With this study, we developed a highly sensitive clinical decision rule that is able to select those patients presenting at the ED with wrist trauma that require further imaging and treatment for a suspected scaphoid fracture. Moreover, when applying the Amsterdam Scaphoid Rule, a reduction of 15% in radiographs and unnecessary immobilization is possible, while reducing the number of missed fractures with 50%.

Similar to the Amsterdam Wrist Rules, this scaphoid clinical decision rule will be incorporated in the same smartphone application to simplify its use. The use of a mobile application has recently been studied in applying the Ottawa Ankle Rules [12]. It proved to increase its adherence significantly, which results in improving documentation of key clinical data. Using a mobile application also tackles the known barrier of forgetting details of the decision rule [19].

In order to link a recommendation to the derived prediction model, it is necessary to set a threshold value. The key is to find a reasonable balance between reduction of unnecessary overtreatment and imaging, and the risk of missing fractures. Several thresholds were used to determine the most suitable in this situation with the goal to keeping sensitivity above 95%. With a sensitivity of 97%, this study showed that with a threshold of 15% fracture probability, only 2 of 68 fractures were missed compared to 4 of 68 scaphoid fractures with current clinical practice. Thus, this scaphoid rule reduces the number of missed fractures with 50% and reduces unnecessary follow-up with 15%.

This is a large prospective study on the diagnosis of wrist injuries including 68 scaphoid fractures. The variables for clinical assessment were selected by performing a thorough systematic review [7] and analysis encompasses the use of robust statistical and study design methodology [15,16,17]. The inclusion of all acute wrist injuries ensured that all scaphoid fractures were included in the analysis to get an accurate representation of clinical practice. The statistical models have been thoroughly tested, for this study as well as previously for the Amsterdam Wrist Rules [13, 20].
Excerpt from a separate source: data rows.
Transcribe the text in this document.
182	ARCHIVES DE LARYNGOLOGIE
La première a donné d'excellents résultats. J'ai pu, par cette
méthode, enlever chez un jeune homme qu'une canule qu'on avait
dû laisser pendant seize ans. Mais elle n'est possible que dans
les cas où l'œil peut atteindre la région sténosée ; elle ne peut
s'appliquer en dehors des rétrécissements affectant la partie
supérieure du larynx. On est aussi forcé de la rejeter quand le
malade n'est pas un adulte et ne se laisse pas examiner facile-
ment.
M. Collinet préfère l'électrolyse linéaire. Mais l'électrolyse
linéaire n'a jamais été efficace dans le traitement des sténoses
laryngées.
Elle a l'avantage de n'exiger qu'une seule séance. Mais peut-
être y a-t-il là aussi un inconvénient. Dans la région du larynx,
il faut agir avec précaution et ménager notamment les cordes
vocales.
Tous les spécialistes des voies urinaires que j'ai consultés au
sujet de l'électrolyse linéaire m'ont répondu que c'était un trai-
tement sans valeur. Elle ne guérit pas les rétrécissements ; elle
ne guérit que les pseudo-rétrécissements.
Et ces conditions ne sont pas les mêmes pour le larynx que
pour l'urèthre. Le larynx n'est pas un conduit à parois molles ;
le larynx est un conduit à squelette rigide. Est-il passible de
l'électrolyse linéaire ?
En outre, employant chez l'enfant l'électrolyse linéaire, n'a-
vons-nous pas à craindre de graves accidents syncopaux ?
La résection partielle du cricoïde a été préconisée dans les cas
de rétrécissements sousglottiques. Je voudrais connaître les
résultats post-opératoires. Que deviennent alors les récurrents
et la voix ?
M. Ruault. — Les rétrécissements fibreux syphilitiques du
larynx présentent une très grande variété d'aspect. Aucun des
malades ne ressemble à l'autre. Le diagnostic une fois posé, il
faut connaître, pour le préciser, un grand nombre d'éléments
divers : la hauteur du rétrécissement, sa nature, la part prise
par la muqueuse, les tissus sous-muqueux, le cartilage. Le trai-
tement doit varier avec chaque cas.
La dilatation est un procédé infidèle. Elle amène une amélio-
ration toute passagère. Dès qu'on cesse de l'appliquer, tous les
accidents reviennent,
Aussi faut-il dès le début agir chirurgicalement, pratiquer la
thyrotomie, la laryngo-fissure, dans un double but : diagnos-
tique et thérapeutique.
Several findings from previous literature, like the fact that scaphoid fractures mainly occur in young male patients, are emphasized in this study [3, 4, 6]. However, controversial results were also detected, especially on the diagnostic performance characteristics of individual tests. A tender anatomic snuffbox and painful longitudinal thumb compression have been described as being highly sensitive for detecting scaphoid fractures [3, 10]. Duckworth et al. showed a 100% sensitivity of ASB tenderness [3]. In contrast, in this study we found a sensitivity of 71% for ASB tenderness. Moreover, ASB tenderness was not present in 20 of 68 (29.4%) scaphoid fractures. In addition, the number of occult fractures was remarkably higher in our data (21% vs 11%). An explanation for the latter is that the current study initially included all wrist injuries; this ensured the inclusion of four scaphoid fractures that were missed with current clinical assessment. Previous studies included patients that were ‘clinically suspected for a scaphoid fracture’, meaning that there was already a selection prior to inclusion. These selection methods were not described and thus induce selection bias.
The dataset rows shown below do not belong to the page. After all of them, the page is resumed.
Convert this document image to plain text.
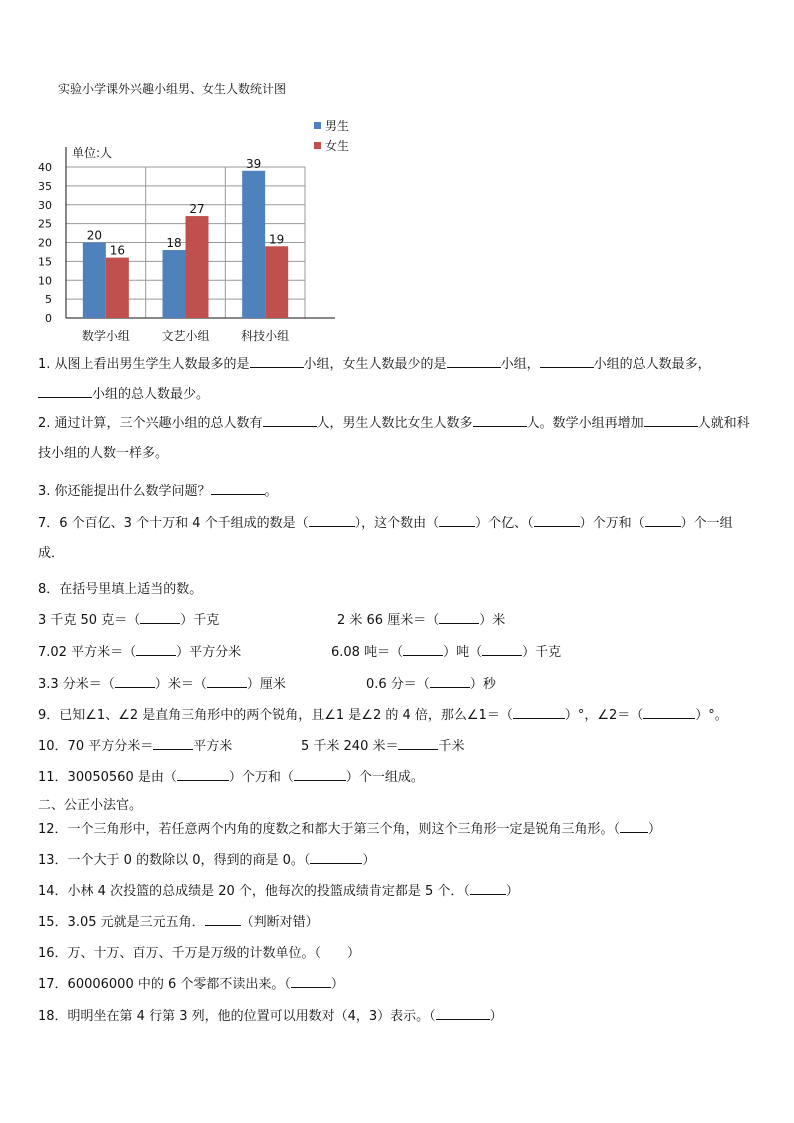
实验小学课外兴趣小组男、女生人数统计图
0
5
10
15
20
25
30
35
40
20
16
数学小组
18
27
文艺小组
39
19
科技小组
男生
女生
单位:人
1. 从图上看出男生学生人数最多的是	小组，女生人数最少的是	小组，	小组的总人数最多，小组的总人数最少。
2. 通过计算，三个兴趣小组的总人数有	人，男生人数比女生人数多	人。数学小组再增加	人就和科技小组的人数一样多。
3. 你还能提出什么数学问题？	。
7．6 个百亿、3 个十万和 4 个千组成的数是（	），这个数由（	）个亿、（	）个万和（	）个一组成．
8．在括号里填上适当的数。
3 千克 50 克＝（	）千克	2 米 66 厘米＝（	）米
7.02 平方米＝（	）平方分米	6.08 吨＝（	）吨（	）千克
3.3 分米＝（	）米＝（	）厘米	0.6 分＝（	）秒
9．已知∠1、∠2 是直角三角形中的两个锐角，且∠1 是∠2 的 4 倍，那么∠1＝（	）°，∠2＝（	）°。
10．70 平方分米＝	平方米	5 千米 240 米＝	千米
11．30050560 是由（	）个万和（	）个一组成。
二、公正小法官。
12．一个三角形中，若任意两个内角的度数之和都大于第三个角，则这个三角形一定是锐角三角形。（ ）
13．一个大于 0 的数除以 0，得到的商是 0。（	）
14．小林 4 次投篮的总成绩是 20 个，他每次的投篮成绩肯定都是 5 个．（	）
15．3.05 元就是三元五角．	（判断对错）
16．万、十万、百万、千万是万级的计数单位。（　　）
17．60006000 中的 6 个零都不读出来。（	）
18．明明坐在第 4 行第 3 列，他的位置可以用数对（4，3）表示。（	）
Clinical assessment of patients with wrist injury can be protocolized with this decision rule. Moreover, with the Amsterdam Scaphoid Rule the risk of missing a fracture is lower than in current clinical practice. Therefore, it has the potential to reduce unnecessary immobilization and diagnostic follow-up without increasing the risk of missed fracture. It can thus provide physicians at the ED an easy and effective tool to select patients with suspected scaphoid fractures for radiography. If the rule does not suggest radiographical evaluation and immobilization, we suggest patients are either treated with a supportive bandage/tubi grip or discharged without treatment and to report back to the outpatient clinic when symptoms persist after 2 weeks. External validation and implementation of this rule will be subject of further research.